In keeping with mining tradition, big machines working underground are named after a significant woman to honour St Barbara, the patron saint of miners. New Zealanders helped pick the TBM’s name Dame Whina Cooper after the well-known champion of Māori land and social rights.

TBM facts

  • City Rail Link’s Tunnel Boring Machine (TBM), Dame Whina Cooper, has started excavating the second of two 1.6-kilometre-long tunnels from Mt Eden to central Auckland 

  • The TBM will travel via the underground station under construction below Karangahape Road and is planned to arrive at the Aotea construction site in early spring 

  • The TBM completed its first excavation just before last Christmas and was then dismantled and returned to Mt Eden and reassembled to excavate the second tunnel 

  • The two CRL tunnels are parallel and run underneath some of the city’s most iconic areas, such as Grafton, the central motorway junction, Karangahape Road and the city centre 

  • The TBM works 24/7, operated by a crew of 12 underground and a team of 12 above ground 

  • The TBM multi-tasks underground: excavating the tunnels, removing dirt and rocks to the surface, and installing precast concrete panels that line the tunnel walls 

  • At peak operation, the TBM can travel 32 metres a day 

  • The machine’s diameter is 7.15 metres (an adult giraffe is about six metres tall), weighs 910 tonnes (that’s roughly the combined weight of nine blue whales, the largest animal ever known to have existed), and the total length is 130 metres (a rugby field is up to 120 metres) 

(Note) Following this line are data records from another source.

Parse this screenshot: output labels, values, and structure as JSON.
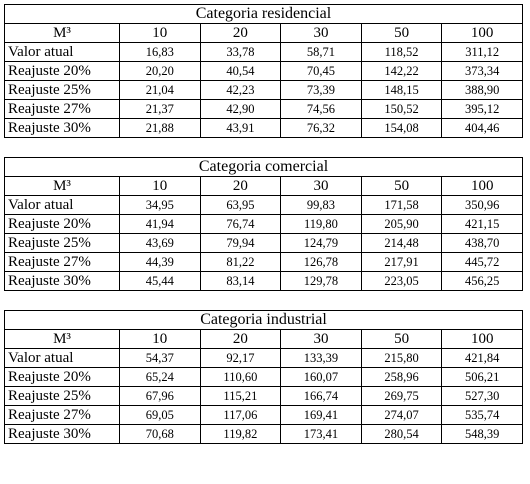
{
  "columns": [
    "M³",
    "10",
    "20",
    "30",
    "50",
    "100"
  ],
  "tables": [
    {
      "title": "Categoria residencial",
      "rows": [
        {
          "label": "Valor atual",
          "values": [
            "16,83",
            "33,78",
            "58,71",
            "118,52",
            "311,12"
          ]
        },
        {
          "label": "Reajuste 20%",
          "values": [
            "20,20",
            "40,54",
            "70,45",
            "142,22",
            "373,34"
          ]
        },
        {
          "label": "Reajuste 25%",
          "values": [
            "21,04",
            "42,23",
            "73,39",
            "148,15",
            "388,90"
          ]
        },
        {
          "label": "Reajuste 27%",
          "values": [
            "21,37",
            "42,90",
            "74,56",
            "150,52",
            "395,12"
          ]
        },
        {
          "label": "Reajuste 30%",
          "values": [
            "21,88",
            "43,91",
            "76,32",
            "154,08",
            "404,46"
          ]
        }
      ]
    },
    {
      "title": "Categoria comercial",
      "rows": [
        {
          "label": "Valor atual",
          "values": [
            "34,95",
            "63,95",
            "99,83",
            "171,58",
            "350,96"
          ]
        },
        {
          "label": "Reajuste 20%",
          "values": [
            "41,94",
            "76,74",
            "119,80",
            "205,90",
            "421,15"
          ]
        },
        {
          "label": "Reajuste 25%",
          "values": [
            "43,69",
            "79,94",
            "124,79",
            "214,48",
            "438,70"
          ]
        },
        {
          "label": "Reajuste 27%",
          "values": [
            "44,39",
            "81,22",
            "126,78",
            "217,91",
            "445,72"
          ]
        },
        {
          "label": "Reajuste 30%",
          "values": [
            "45,44",
            "83,14",
            "129,78",
            "223,05",
            "456,25"
          ]
        }
      ]
    },
    {
      "title": "Categoria industrial",
      "rows": [
        {
          "label": "Valor atual",
          "values": [
            "54,37",
            "92,17",
            "133,39",
            "215,80",
            "421,84"
          ]
        },
        {
          "label": "Reajuste 20%",
          "values": [
            "65,24",
            "110,60",
            "160,07",
            "258,96",
            "506,21"
          ]
        },
        {
          "label": "Reajuste 25%",
          "values": [
            "67,96",
            "115,21",
            "166,74",
            "269,75",
            "527,30"
          ]
        },
        {
          "label": "Reajuste 27%",
          "values": [
            "69,05",
            "117,06",
            "169,41",
            "274,07",
            "535,74"
          ]
        },
        {
          "label": "Reajuste 30%",
          "values": [
            "70,68",
            "119,82",
            "173,41",
            "280,54",
            "548,39"
          ]
        }
      ]
    }
  ]
}
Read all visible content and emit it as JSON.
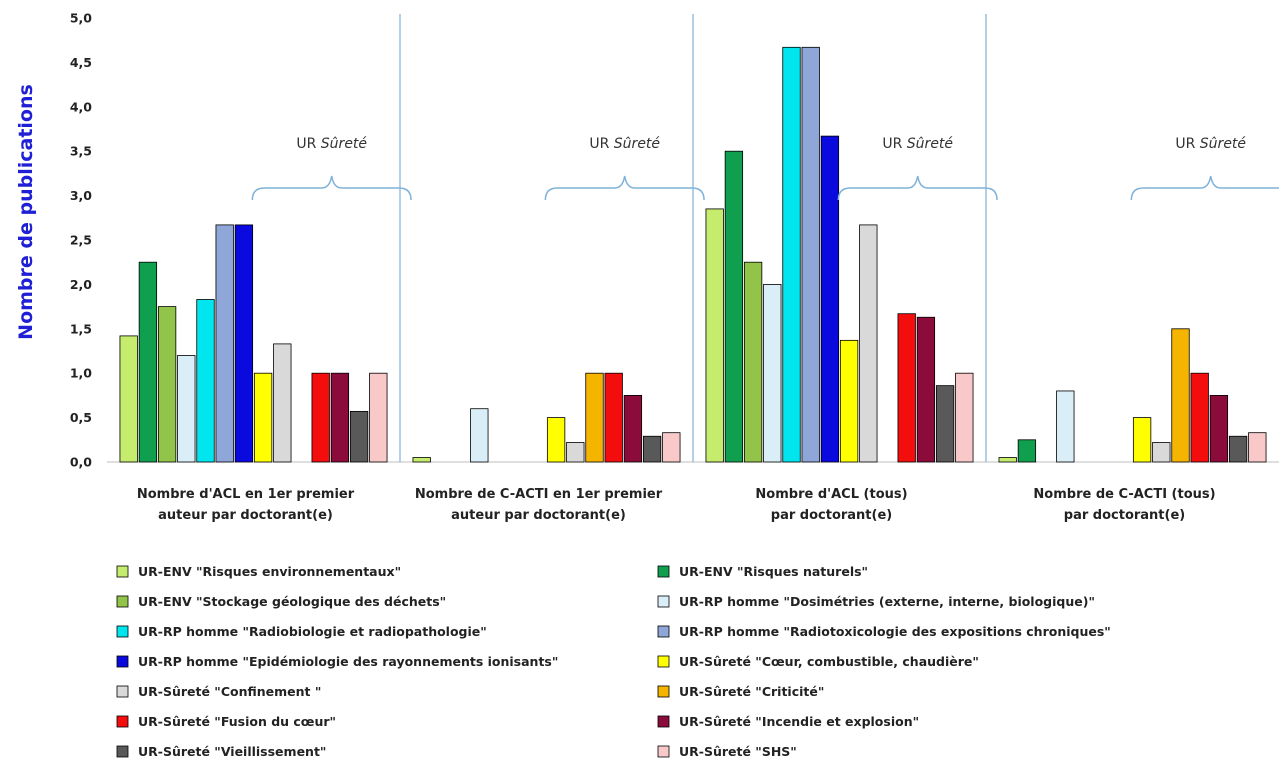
{
  "chart_data": {
    "type": "bar",
    "ylabel": "Nombre de publications",
    "ylim": [
      0,
      5
    ],
    "yticks": [
      "0,0",
      "0,5",
      "1,0",
      "1,5",
      "2,0",
      "2,5",
      "3,0",
      "3,5",
      "4,0",
      "4,5",
      "5,0"
    ],
    "grid": false,
    "legend_position": "bottom",
    "categories": [
      [
        "Nombre d'ACL en 1er premier",
        "auteur par doctorant(e)"
      ],
      [
        "Nombre de C-ACTI en 1er premier",
        "auteur par doctorant(e)"
      ],
      [
        "Nombre d'ACL (tous)",
        "par doctorant(e)"
      ],
      [
        "Nombre de C-ACTI (tous)",
        "par doctorant(e)"
      ]
    ],
    "annotation_text": "UR ",
    "annotation_emphasis": "Sûreté",
    "series": [
      {
        "name": "UR-ENV \"Risques environnementaux\"",
        "color": "#c6ec6e",
        "values": [
          1.42,
          0.05,
          2.85,
          0.05
        ]
      },
      {
        "name": "UR-ENV \"Risques naturels\"",
        "color": "#0f9f4f",
        "values": [
          2.25,
          0,
          3.5,
          0.25
        ]
      },
      {
        "name": "UR-ENV \"Stockage géologique des déchets\"",
        "color": "#93c44a",
        "values": [
          1.75,
          0,
          2.25,
          0
        ]
      },
      {
        "name": "UR-RP homme \"Dosimétries (externe, interne, biologique)\"",
        "color": "#daeef8",
        "values": [
          1.2,
          0.6,
          2.0,
          0.8
        ]
      },
      {
        "name": "UR-RP homme \"Radiobiologie et radiopathologie\"",
        "color": "#00e5ee",
        "values": [
          1.83,
          0,
          4.67,
          0
        ]
      },
      {
        "name": "UR-RP homme \"Radiotoxicologie des expositions chroniques\"",
        "color": "#8fa7d8",
        "values": [
          2.67,
          0,
          4.67,
          0
        ]
      },
      {
        "name": "UR-RP homme \"Epidémiologie des rayonnements ionisants\"",
        "color": "#0a0adf",
        "values": [
          2.67,
          0,
          3.67,
          0
        ]
      },
      {
        "name": "UR-Sûreté \"Cœur, combustible, chaudière\"",
        "color": "#ffff00",
        "values": [
          1.0,
          0.5,
          1.37,
          0.5
        ]
      },
      {
        "name": "UR-Sûreté \"Confinement \"",
        "color": "#d9d9d9",
        "values": [
          1.33,
          0.22,
          2.67,
          0.22
        ]
      },
      {
        "name": "UR-Sûreté \"Criticité\"",
        "color": "#f5b400",
        "values": [
          0,
          1.0,
          0,
          1.5
        ]
      },
      {
        "name": "UR-Sûreté \"Fusion du cœur\"",
        "color": "#f40d0d",
        "values": [
          1.0,
          1.0,
          1.67,
          1.0
        ]
      },
      {
        "name": "UR-Sûreté \"Incendie et explosion\"",
        "color": "#8b0b3a",
        "values": [
          1.0,
          0.75,
          1.63,
          0.75
        ]
      },
      {
        "name": "UR-Sûreté \"Vieillissement\"",
        "color": "#595959",
        "values": [
          0.57,
          0.29,
          0.86,
          0.29
        ]
      },
      {
        "name": "UR-Sûreté \"SHS\"",
        "color": "#f9c9c9",
        "values": [
          1.0,
          0.33,
          1.0,
          0.33
        ]
      }
    ]
  }
}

  • The TBM was custom built for central Auckland soil conditions by the German tunnel machine company, Herrenknecht, for the Link Alliance – the group of New Zealand and international companies responsible for the main CRL contract 

  • To honour St Barbara, the patron saint of miners, machines working underground are traditionally named after women of significance and mana – New Zealanders helped CRL chose the name that honours Dame Whina Cooper, the Māori rights champion 

  • An Aotea team member gifted a hard hat painted with Dame Whina Cooper’s image to the TBM crew. The hard hat symbolises the commitment to protecting people’s health, safety and wellbeing, and the connection between each of the project’s main construction areas – Mt Eden, Karangahape and Aotea

  • While the TBM is underground, people above it will feel little to no impacts. This is because it is an Earth Pressure Balanced TBM – it controls and balances the pressure of the earth it excavates which stabilises the tunnel face and reduces the possibility of settlement occurring.